A recent BDN article by Dr. Stephen Sears probably left readers wondering why it was relevant and what they should do about the deadly toxin raw milk. It might surprise the majority of Mainers that the Food and Drug Administration and Centers for Disease Control have been spending lots of our tax dollars raiding small farms, sending FBI agents into stores with guns drawn, misleading consumers, shutting down family cheese artisans and issuing cease and desist orders to family farms (in Maine) that sell milk to their neighbors.

After Dr. Sears’ (Maine’s state epidemiologist) article, you’re probably breathing easy knowing these agencies are fighting such terrible threats as raw milk. Indeed, as the doctor wrote, according to the CDC, raw milk has been responsible for two deaths in the United States since 1998.

Obviously, Dr. Sears simply stated numbers from agency press releases and e-mails rather than actually looking at the Foodborne Outbreak Online Database. There, he would have found that, indeed, in the decade between 1998 and 2008, in a country now home to a population of more than 300 million, raw milk caused two deaths. What he neglected to mention regarding “public health” was that in 2007, in Massachusetts alone, there were three deaths from pasteurized milk.

How could Dr. Sears miss this information when he is so concerned about public health? Presumably, the same way he could quote an oft-stated CDC figure of 1,614 reported illnesses from raw milk. Why the CDC uses this figure is unbeknownst to the population, since its own data reveals 1,254 reported illnesses for the decade in question.

So what is going on here?

This is part of a nationwide campaign to take away your right to eat and feed your children healthy, real food. Sound like a conspiracy theory? Don’t take my word for it. Take the FDA’s. The Farm-to-Consumer Legal Defense Fund recently sued the FDA because its ban on interstate sales of raw milk is unconstitutional. In the motion to dismiss, the FDA stated the following: “There is no right to consume or feed children any particular food. There is no generalized right to bodily and physical health.”

Scared? It gets worse. Read the entire brief at ftcldf.org.

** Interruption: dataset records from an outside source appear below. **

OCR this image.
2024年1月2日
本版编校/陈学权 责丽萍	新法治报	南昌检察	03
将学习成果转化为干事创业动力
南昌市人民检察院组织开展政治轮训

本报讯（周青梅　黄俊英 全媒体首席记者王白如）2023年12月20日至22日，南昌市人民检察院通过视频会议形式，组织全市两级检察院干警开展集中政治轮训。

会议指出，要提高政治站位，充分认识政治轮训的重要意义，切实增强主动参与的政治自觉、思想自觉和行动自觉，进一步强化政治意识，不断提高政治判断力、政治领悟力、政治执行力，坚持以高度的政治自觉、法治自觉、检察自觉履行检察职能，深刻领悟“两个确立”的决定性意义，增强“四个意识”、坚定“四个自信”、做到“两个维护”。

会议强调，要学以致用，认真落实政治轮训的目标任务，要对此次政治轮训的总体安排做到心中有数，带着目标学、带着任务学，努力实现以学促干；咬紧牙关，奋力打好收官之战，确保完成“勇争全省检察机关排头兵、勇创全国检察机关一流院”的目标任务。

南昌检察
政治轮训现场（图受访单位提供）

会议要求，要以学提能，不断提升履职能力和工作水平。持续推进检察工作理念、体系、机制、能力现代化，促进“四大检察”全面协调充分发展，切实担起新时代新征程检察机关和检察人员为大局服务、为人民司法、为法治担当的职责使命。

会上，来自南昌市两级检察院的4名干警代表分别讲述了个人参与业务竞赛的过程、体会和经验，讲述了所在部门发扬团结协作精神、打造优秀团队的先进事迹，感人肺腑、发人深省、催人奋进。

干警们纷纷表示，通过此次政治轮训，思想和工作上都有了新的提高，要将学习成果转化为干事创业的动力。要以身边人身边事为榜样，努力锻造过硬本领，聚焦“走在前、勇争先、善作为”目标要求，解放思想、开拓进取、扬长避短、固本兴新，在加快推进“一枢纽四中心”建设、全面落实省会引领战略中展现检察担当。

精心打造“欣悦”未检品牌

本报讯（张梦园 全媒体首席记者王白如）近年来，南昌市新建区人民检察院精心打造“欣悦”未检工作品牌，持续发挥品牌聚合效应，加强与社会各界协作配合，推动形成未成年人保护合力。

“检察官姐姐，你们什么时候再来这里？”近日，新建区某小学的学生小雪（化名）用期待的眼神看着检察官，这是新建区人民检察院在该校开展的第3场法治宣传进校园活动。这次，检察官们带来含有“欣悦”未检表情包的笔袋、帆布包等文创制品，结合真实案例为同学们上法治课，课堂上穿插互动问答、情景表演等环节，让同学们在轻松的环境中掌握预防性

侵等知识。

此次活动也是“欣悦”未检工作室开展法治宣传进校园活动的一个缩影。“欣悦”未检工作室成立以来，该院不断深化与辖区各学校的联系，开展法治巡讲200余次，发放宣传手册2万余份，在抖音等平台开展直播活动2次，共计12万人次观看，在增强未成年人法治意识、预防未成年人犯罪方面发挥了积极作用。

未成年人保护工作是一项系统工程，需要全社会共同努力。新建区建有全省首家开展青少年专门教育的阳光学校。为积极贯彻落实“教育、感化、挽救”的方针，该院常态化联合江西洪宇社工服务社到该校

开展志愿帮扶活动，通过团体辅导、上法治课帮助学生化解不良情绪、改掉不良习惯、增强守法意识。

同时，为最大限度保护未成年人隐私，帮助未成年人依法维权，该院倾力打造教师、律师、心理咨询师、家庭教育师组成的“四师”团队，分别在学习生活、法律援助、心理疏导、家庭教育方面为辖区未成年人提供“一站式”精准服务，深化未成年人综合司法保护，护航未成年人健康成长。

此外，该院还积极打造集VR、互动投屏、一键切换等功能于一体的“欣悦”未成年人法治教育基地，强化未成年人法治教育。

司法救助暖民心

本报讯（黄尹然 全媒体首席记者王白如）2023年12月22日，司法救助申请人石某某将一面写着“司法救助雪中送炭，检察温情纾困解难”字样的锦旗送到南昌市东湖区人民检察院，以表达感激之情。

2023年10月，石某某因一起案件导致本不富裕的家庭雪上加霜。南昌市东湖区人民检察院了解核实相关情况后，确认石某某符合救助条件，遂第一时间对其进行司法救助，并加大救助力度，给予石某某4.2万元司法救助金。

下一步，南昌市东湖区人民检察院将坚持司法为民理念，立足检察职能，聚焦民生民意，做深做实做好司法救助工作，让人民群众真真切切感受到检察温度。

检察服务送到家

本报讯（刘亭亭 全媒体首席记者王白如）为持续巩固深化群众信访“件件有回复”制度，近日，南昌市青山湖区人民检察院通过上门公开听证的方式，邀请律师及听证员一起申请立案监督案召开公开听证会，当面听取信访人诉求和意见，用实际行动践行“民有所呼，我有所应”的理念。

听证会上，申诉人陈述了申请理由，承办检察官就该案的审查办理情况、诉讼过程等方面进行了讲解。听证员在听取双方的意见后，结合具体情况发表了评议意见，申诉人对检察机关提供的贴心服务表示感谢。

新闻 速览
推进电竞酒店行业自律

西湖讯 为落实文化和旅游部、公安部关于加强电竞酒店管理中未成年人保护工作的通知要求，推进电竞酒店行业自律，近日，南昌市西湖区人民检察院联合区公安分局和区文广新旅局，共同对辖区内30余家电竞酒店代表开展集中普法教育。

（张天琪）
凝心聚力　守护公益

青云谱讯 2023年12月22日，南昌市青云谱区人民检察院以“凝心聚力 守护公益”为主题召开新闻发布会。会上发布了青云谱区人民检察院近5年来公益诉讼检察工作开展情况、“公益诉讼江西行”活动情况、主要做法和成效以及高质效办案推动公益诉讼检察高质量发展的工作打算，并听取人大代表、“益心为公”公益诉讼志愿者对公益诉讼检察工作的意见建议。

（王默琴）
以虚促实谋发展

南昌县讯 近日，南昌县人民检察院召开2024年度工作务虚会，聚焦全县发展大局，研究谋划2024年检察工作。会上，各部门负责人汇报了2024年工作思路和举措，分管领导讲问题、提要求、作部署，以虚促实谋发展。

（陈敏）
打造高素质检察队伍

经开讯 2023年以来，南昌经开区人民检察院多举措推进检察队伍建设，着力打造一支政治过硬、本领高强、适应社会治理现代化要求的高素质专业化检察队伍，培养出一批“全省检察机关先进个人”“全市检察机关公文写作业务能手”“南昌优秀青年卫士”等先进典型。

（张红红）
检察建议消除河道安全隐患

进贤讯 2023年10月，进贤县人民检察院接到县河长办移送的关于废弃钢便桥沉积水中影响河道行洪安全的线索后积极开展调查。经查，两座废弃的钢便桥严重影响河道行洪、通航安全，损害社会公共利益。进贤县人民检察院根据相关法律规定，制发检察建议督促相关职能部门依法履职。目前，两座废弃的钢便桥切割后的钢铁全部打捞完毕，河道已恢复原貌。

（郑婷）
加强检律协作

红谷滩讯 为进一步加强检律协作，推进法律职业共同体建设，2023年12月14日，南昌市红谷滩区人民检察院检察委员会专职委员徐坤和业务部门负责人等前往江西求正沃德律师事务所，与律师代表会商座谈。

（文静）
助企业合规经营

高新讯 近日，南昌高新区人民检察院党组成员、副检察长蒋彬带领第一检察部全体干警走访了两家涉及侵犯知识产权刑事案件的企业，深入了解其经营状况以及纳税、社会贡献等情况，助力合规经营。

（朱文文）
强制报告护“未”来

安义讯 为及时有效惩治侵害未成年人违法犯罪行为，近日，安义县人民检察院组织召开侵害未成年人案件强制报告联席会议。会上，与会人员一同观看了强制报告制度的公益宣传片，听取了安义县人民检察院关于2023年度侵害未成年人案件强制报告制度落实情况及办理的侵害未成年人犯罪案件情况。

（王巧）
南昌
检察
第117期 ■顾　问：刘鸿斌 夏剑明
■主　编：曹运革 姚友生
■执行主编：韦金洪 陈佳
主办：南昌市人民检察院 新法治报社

Raw milk is simply the current, easy target. The reasons are that raw milk consumption does exist but certainly is not common in Maine. The farmers who tend to sell raw milk are not “dairy operators” but small, diversified family farmers. The farmer who provides my raw milk milks just two cows by hand. These people cannot afford to fight the legal battles required to combat the government.

But raw milk is just one battle. S510, the “food safety” bill, will change the local food landscape at just the time when a critical mass of people is waking up to the horrors of the current food system.

Set aside the poisons, runoff and torture of animals, workers and families if you can. Just look at actual public health issues. Where are food-borne illnesses produced? They’re generated by huge, globalized agribusiness processors from eggs to spinach to peanut butter. Not from the small family farms providing a safe alternative, despite Dr. Sears’ barely veiled claims to the contrary.

Hundreds of thousands of people are suddenly realizing that the industrial food system with which they live is the Titanic. Now that a growing number of people are looking for lifeboats, the people steering the ship are worried. You can dismiss this as conspiracy theory if you want. If so, I wish you luck. But if I were you, I would search MOFGA.org or Google and find some local farmers and artisans who can provide what you need and establish a relationship, because things are going to get interesting soon.

Consider the food supply of the Soviet Union just before it collapsed or France before its revolution. Food is an important tool of social control, and the tool is getting away from its operators. They are trying desperately to rein it in; thus the statements by government agency doctors in the court of public opinion. I wonder what the doctors and federal agents are going to eat when salmonella and e-coli from the system are all that’s on offer.

Ryan Parker is a former staff member of the United States House of Representatives. Currently, he runs a diversified, beyond organic, small family farm in Newport and writes in Winterport.